Apple’s recently announced child safety measures have been met with a cacophony of responses, both critical and supportive, from a variety of sources. International Justice Mission (IJM), through its Center to End Online Sexual Exploitation of Children, applauds Apple for its new child safety initiatives related to iCloud Photos and Messages specifically.
While Apple’s forthcoming initiatives are imperfect—and significant room exists across the tech sector to improve detection, disruption, and reporting of child sexual abuse—Apple’s move is a positive step forward.
For that reason, it should not be delayed.
It is an issue of privacy, but whose?
Strong opposition to Apple’s announcement is primarily presented under the banner of “privacy.” Common objections describe a slippery slope toward government abuses and mass surveillance.
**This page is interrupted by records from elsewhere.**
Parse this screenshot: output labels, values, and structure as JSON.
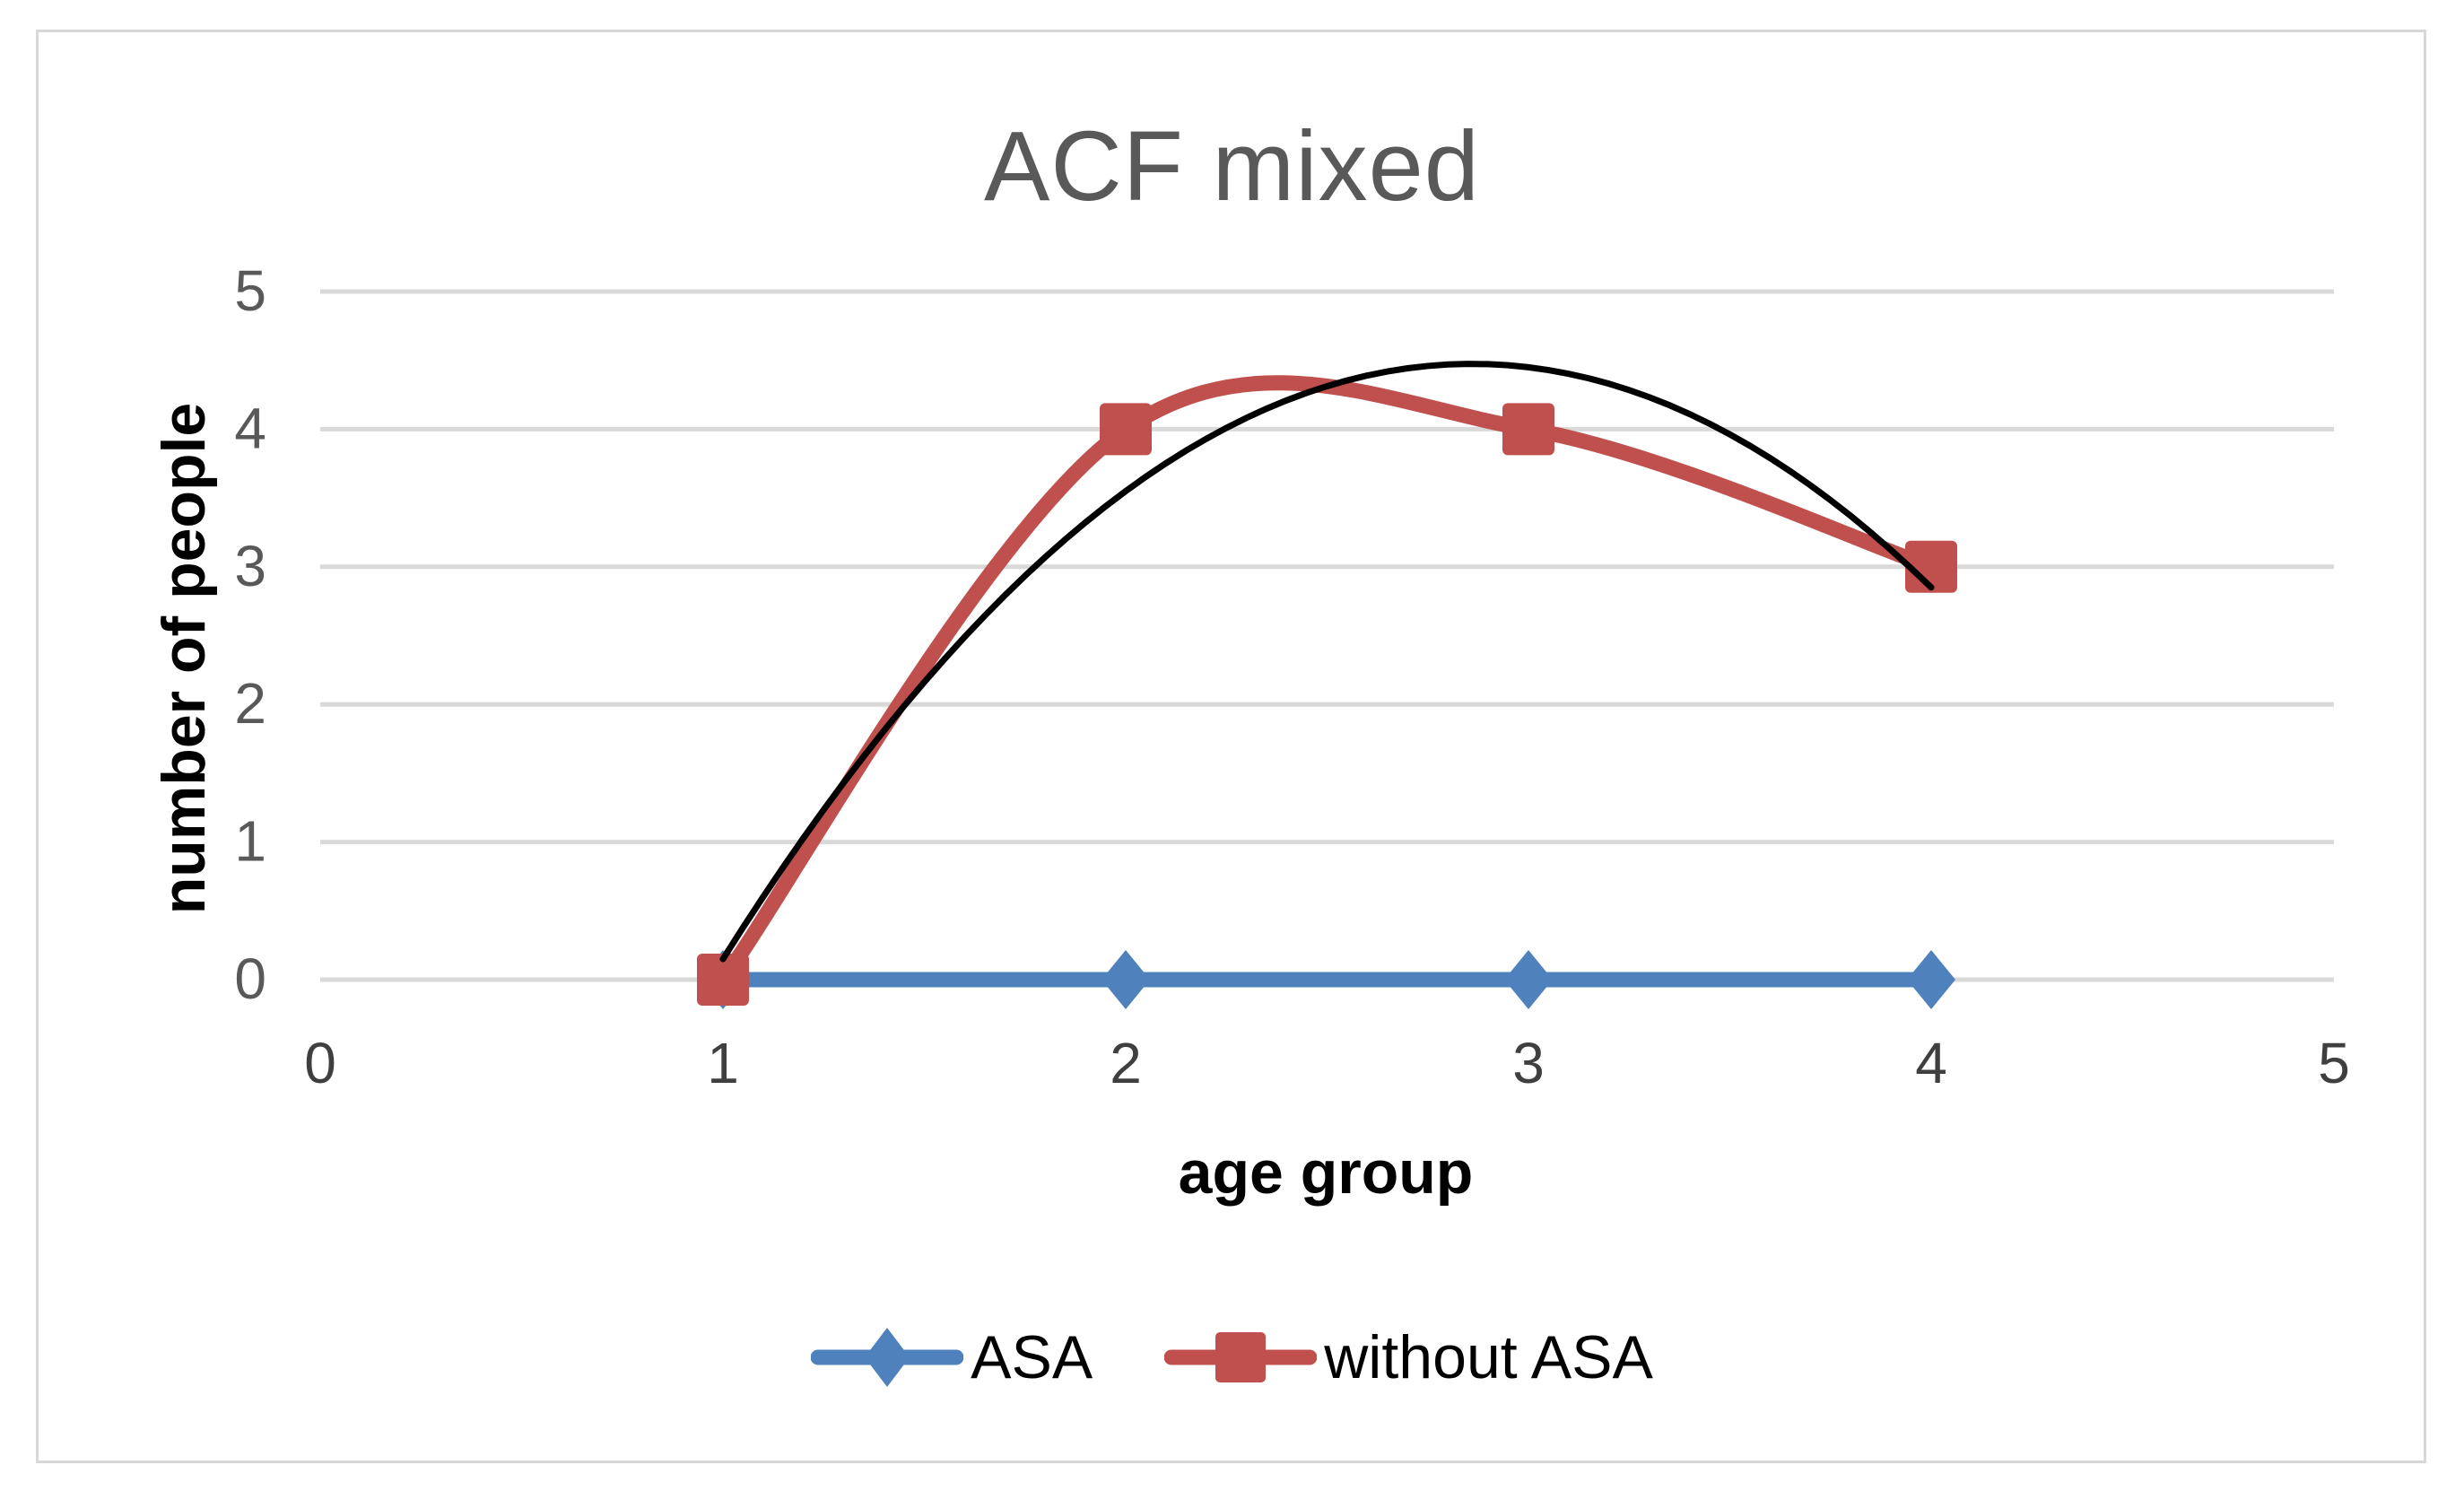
{
  "chart_data": {
    "type": "line",
    "title": "ACF mixed",
    "xlabel": "age group",
    "ylabel": "number of people",
    "xlim": [
      0,
      5
    ],
    "ylim": [
      0,
      5
    ],
    "xticks": [
      "0",
      "1",
      "2",
      "3",
      "4",
      "5"
    ],
    "yticks": [
      "0",
      "1",
      "2",
      "3",
      "4",
      "5"
    ],
    "grid": "horizontal-only",
    "legend_position": "bottom-center",
    "series": [
      {
        "name": "ASA",
        "color": "#4F81BD",
        "marker": "diamond",
        "smooth": false,
        "x": [
          1,
          2,
          3,
          4
        ],
        "y": [
          0,
          0,
          0,
          0
        ]
      },
      {
        "name": "without ASA",
        "color": "#C0504D",
        "marker": "square",
        "smooth": true,
        "x": [
          1,
          2,
          3,
          4
        ],
        "y": [
          0,
          4,
          4,
          3
        ]
      }
    ],
    "trendline": {
      "fit_of_series": "without ASA",
      "type": "polynomial",
      "order": 2,
      "a": -1.25,
      "b": 7.15,
      "c": -5.75,
      "color": "#000000",
      "x_start": 1,
      "x_end": 4
    }
  },
  "colors": {
    "background": "#FFFFFF",
    "frame_border": "#D7D7D7",
    "gridline": "#D9D9D9",
    "title_text": "#595959",
    "y_tick_text": "#595959",
    "x_tick_text": "#3F3F3F",
    "axis_title_text": "#000000"
  }
}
To be clear, the child safety solutions proposed by Apple have not been corrupted for such dire ends.
Critics fear a hypothetical future risk while apparently dismissing a very real, current, and widespread harm: Untold numbers of vulnerable children have been and are being abused, exploited, and otherwise victimized by the continued production, possession, and distribution of such images.
The current conversation risks elevating the hypothetical corruption of child safety solutions over the known and rampant misuse of existing technology to harm children.
As a survivor-centered organization, IJM deeply respects what survivors of child sexual abuse tell us and others in this space: children are entitled to have every image memorializing of the most painful and dehumanizing moments of their lives detected, reported, and removed from illicit circulation.
In contrast, offenders have no legal or privacy right to illegally create, possess, or share child sexual exploitation material. In fact, these acts undeniably violate the privacy of victimized children.
The survivors' voice is missing from the table
Unlike the hypothetical harm critics fear, the global crisis of child sexual abuse and exploitation—which Apple and others seek to counter through various safety initiatives and tech innovations—is all too real. In the face of privacy arguments against these safety measures, the Phoenix 11, a group of child sexual exploitation survivors, have rightly identified that this advocacy in the name of privacy is incomplete:
“What about our right to privacy? … It is our privacy that is violated each time an image of our child sexual abuse is accessed, possessed or shared.”
While others have provided more technical reviews of Apple’s plans, the voices of survivors have not been sufficiently prominent. We commend the Phoenix 11’s courageous advocacy for themselves and others.
IJM has also seen firsthand the harm and trauma children experience when sexual abuse and exploitation go undetected and unreported. We’ve also seen the very good reality of protection and hope when that abuse is uncovered and those victims are identified.
In the Philippines, IJM has supported law enforcement since 2011 in safeguarding over 850 people from livestreamed sexual abuse and exploitation by in-person traffickers whom online sex offenders pay for new abusive content.
Among those protected are children like Joy, Ruby, Cassie, Chang, and Marj.
Ruby*, now a survivor leader as an adult, shares the trauma she endured as a child:
“I felt disgusted by every action I was forced to do just to satisfy customers online. I lost my self-esteem and I felt very weak. I became so desperate to escape, to the point that I would shout whenever I heard a police siren go by, hoping somebody would hear me.”
Marj* was first exploited at the age of 13 by her friend’s older sister:
“I was confused because I was just a child. I was shaking. Then, I felt different. I felt ashamed. But I also had nowhere else to go.”
The act of forcing her to take explicit pictures was painful enough, but as Marj shared with IJM:
“…that abuse, I did not expect that it would spread. That it would be sent to other people.”
Take it from the Phoenix 11, Ruby, Marj, and others: Survivors are harmed first by the abuse they suffered, and then repeatedly through the violation of their privacy by offenders who possess and share images depicting their sexual exploitation. Apple’s new safety features are a step toward protecting the privacy of survivors while reasonably respecting the privacy of its users.
It’s not just about Apple
This is not about a single company. Improving the tech industry’s detection, disruption, and reporting of child sexual abuse is critical to protecting victims and survivors from ongoing harm. Innovations like on-device solutions hold significant promise precisely because of the potential to balance user privacy with child protection.
Fortunately, child safety leaders across the tech sector have expressed their commitment. “We are resolved to drive forward the improvements in technology and systems that will ultimately eradicate the online sexual abuse and exploitation of children on our platforms,” said the Technology Coalition’s Executive Director in its first-ever annual report.
Recent child safety announcements by Technology Coalition members Apple, TikTok and Google are steps in the right direction, with much more to be done. Yet the current backlash against these efforts could discourage the development and adoption of additional real-world protections for children.
That would be a missed opportunity for both child protection and true privacy.